Scott Dietzen, CTO of Zimbra, tells Ajax war stories
The older Ajax vendors, which have been working on sophisticated Ajax-enabled software for a year or more now, also provided some interesting lessons learned.  Scott Dietzen, CTO of Zimbra, in particular had things to say about optimizing for performance and figuring out how to test Ajax software, two things that SOA project leaders would be happy to tell you plague them in very similar, building-on-quicksand ways.

And Ajax development tool leaders like TIBCO and Backbase made a strong showing with their relatively mature Ajax tools since both companies got into the space before Ajax was even a term.  Intriguingly, their tools put Ajax development power more into the hands of corporate developers than pure-play Web software creators.  And likewise, the relatively new Ajax-powered SOA/Client model also came up time and again in many of the presentations, and the vision of a zero-footprint, zero-admin, rich applications that love Web services seemed to be a winning message with many.

The vision is clear, but are the tools and issues? 

The fundamental vision of Ajax though was painted by speaker Jesse James Garrett and coiner of the Ajax term, who told the crowd that it is "time to lay the groundwork for the next stage of the development of the Web."  And it's in this sense that the audience tried to size up the significance of what they were hearing.  Certainly, there will always be skeptics but even the pragmatists were also talking today about whether these new models of online software are actually compatible with large organizations and software efforts.  Ajax and kin may just be too different and their requirements so disjoint from the well-trodden paths and products of the enterprise world that developer tools might just be fractured on this fault line.

However, if real pragmatics is what you want, it was David Heinemeier Hansson that delivered the clearest eyed vision in his Ajax on Rails presentation yesterday afternoon as he described the storied advantages of the increasingly popular Ruby on Rails framework.  I asked him directly about the scalability and maturity of Rails and he told me that 37signals supports a user base of almost 400K users with less than a dozen and a half servers.  And Rails, being based on Ruby, can reportedly make software maintenance easier and simpler than ever before, a compelling argument in an enterprise world where maintenance is the mainstream story, not new development

So, though Rails and the enterprise was precisely the subject of discussion in the blogosphere today, it is clear that the practical approach to software development, as advocated by the Rails community and embodied by the Rails framework, could be very compatible at least with the smaller, fast moving modern organization, what some business folks have given a fancy term to: gazelles.

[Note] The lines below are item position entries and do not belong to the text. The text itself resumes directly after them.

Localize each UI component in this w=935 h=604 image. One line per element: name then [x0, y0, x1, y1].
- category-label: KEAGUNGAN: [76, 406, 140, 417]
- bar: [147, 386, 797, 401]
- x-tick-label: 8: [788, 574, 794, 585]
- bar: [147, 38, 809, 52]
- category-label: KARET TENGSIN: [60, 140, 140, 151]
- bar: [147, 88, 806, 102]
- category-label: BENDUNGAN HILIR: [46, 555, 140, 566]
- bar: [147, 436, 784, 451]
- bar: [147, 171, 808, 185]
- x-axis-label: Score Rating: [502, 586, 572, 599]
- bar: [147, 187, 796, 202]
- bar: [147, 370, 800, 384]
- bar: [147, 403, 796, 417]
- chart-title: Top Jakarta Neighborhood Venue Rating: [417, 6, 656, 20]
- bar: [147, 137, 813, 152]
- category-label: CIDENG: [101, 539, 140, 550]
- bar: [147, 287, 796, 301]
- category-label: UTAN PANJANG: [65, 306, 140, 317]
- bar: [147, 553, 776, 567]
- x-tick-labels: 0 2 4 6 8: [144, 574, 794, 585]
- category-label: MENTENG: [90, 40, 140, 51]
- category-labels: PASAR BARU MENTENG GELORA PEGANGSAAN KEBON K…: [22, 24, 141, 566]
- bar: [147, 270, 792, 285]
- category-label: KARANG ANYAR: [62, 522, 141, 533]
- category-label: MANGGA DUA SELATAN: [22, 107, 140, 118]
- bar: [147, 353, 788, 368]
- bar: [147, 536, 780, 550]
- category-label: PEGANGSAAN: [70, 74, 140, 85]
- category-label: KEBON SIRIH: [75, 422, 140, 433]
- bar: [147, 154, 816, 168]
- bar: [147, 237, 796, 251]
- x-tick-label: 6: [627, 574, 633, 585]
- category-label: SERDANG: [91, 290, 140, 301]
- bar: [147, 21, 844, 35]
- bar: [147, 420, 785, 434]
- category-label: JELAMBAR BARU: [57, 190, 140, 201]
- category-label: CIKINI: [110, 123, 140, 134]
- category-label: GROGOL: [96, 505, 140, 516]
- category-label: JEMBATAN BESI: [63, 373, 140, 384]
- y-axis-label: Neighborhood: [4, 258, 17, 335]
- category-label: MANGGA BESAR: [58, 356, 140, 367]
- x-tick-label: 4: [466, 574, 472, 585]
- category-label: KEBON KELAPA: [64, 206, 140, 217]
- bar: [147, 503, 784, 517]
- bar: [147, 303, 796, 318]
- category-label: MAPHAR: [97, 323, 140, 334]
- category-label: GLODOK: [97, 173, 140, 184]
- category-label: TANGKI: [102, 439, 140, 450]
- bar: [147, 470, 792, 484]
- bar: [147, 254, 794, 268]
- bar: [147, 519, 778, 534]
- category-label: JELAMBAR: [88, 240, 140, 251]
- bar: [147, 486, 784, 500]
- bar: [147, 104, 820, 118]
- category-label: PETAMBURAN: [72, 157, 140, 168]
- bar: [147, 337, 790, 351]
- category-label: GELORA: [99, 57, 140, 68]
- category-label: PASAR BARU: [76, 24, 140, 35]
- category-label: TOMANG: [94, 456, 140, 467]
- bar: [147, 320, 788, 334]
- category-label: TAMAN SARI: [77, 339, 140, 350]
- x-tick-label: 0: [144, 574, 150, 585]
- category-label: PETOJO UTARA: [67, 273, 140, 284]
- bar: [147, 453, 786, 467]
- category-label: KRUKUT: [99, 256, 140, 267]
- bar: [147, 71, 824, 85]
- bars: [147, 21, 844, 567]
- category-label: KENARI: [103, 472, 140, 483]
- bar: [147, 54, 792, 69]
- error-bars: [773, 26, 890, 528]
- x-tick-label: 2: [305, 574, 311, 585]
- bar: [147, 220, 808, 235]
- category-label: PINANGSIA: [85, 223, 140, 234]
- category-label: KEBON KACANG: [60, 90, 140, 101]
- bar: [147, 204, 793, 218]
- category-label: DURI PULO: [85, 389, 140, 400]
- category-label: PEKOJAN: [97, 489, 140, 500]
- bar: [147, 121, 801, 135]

A springboard to large-scale success or failure? 

I'm a believer in Ajax, SOA/Client, and agile development partially because we can all see the results today in the relatively high-quality, low cost, innovative software pouring out of the Web these days.  But it's also clear that tools that let you do big things easily also force you to deal with big design, implementation, and scalability more easily.  This will push the short-term results of using these technologies towards the more spectacular, both in terms of successes and failures, at least until the experience curve catches up. 

And while I'm confident that it won't be the case, it could ultimately be what Ajax and Web-based mashups could be most famous for: Creating mounds of ephemeral eye-candy that can can't achieve the necessary gravitas and depth to really matter.

Dynamic software languages are back with a vengeance.  Will you build your new software with them?